Wednesday, 12 November 2014
Sonia Rolt born 15 Apr 1919, died 22 Oct 2014
Sonia Rolt is known for being the widow of Tom, or LTC Rolt, the writer and engineer whose book 'Narrow Boat' is widely credited for saving the inland waterway network. She was also, however, a remarkable woman in her own right: a former Vice-President of the IWA, an author, campaigner and recipient of the OBE in 2010 for services to industrial archaeology and heritage.
Sonia Rolt was born Sonia South in New York. When World War 2 was declared, she abandoned her acting career and went to work in the Hoover factory installing electrical wiring in Lancaster bombers, Whilst there she answered a Ministry of Transport advert in The Times seeking women volunteers of robust constitution and good health to work on the waterways replacing men who had gone to war. With her two flat-mates she was accepted . In 1944 they were given new badges to wear with the initials IW (for Inland Waterways) This was soon changed to Idle Women by the men they came into contact with on the canals.The Idle Women took on the back-breaking labour of transporting essential cargoes by canal, when the boatmen who usually did this work were conscripted. When Sonia joined the Idle Women she had no knowledge of the canals, but her new venture led to a life-long love affair with our inland waterways.
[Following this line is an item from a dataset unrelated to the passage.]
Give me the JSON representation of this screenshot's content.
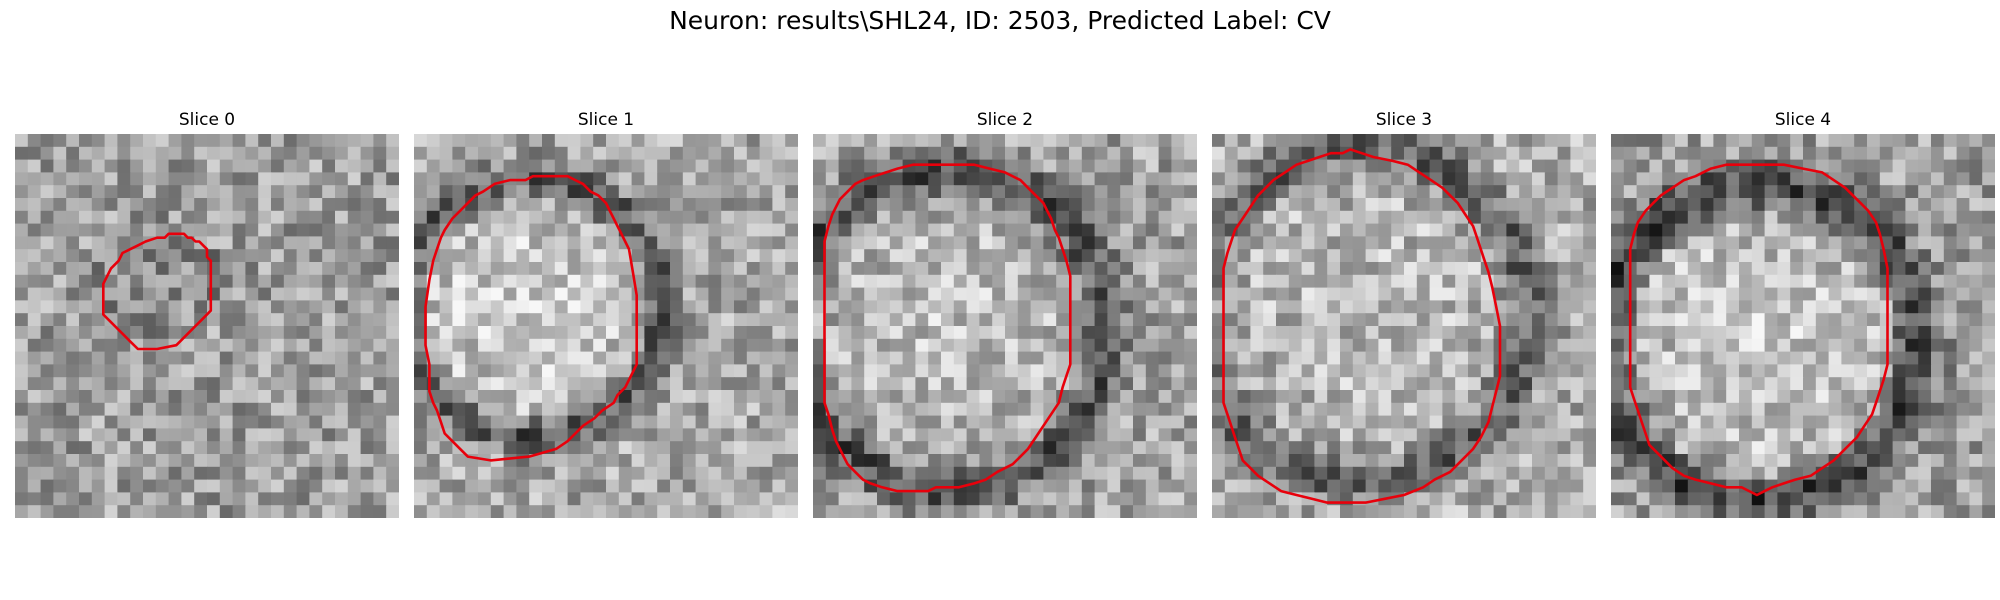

Sonia married a working boatman, George Smith, and stayed on the canals after the war. She became increasingly politically active – campaigning for better conditions for the boat people – and eventually met Tom at a screening of Painted Boats in 1945.
Sonia and Tom spent much of their time campaigning for the future of the British canal system, and their efforts directly contributed to the formation of the Inland Waterways Association (IWA) in 1946. They were actively involved with the IWA for many years, with Sonia going on to become Vice President. Her marriage to George Smith broke down in 1950 due to this relationship with Tom Rolt and the couple married. When Sir John Smith founded the Landmark Trust in 1965 to preserve small buildings of historical or architectural importance Sonia worked for 20 years sourcing books and furniture . Later, she fulfilled a similar role for the National Trust, She was an active member of the Society for the Protection of Ancient Buildings (SPAB) for many years.
Through the publication of Narrow Boat, Sonia’s second husband Tom deservedly became the oft-quoted saviour of the inland waterways. However, it is clear that our treasured canals and rivers are better places thanks to the tireless efforts and dedication of Sonia Rolt herself.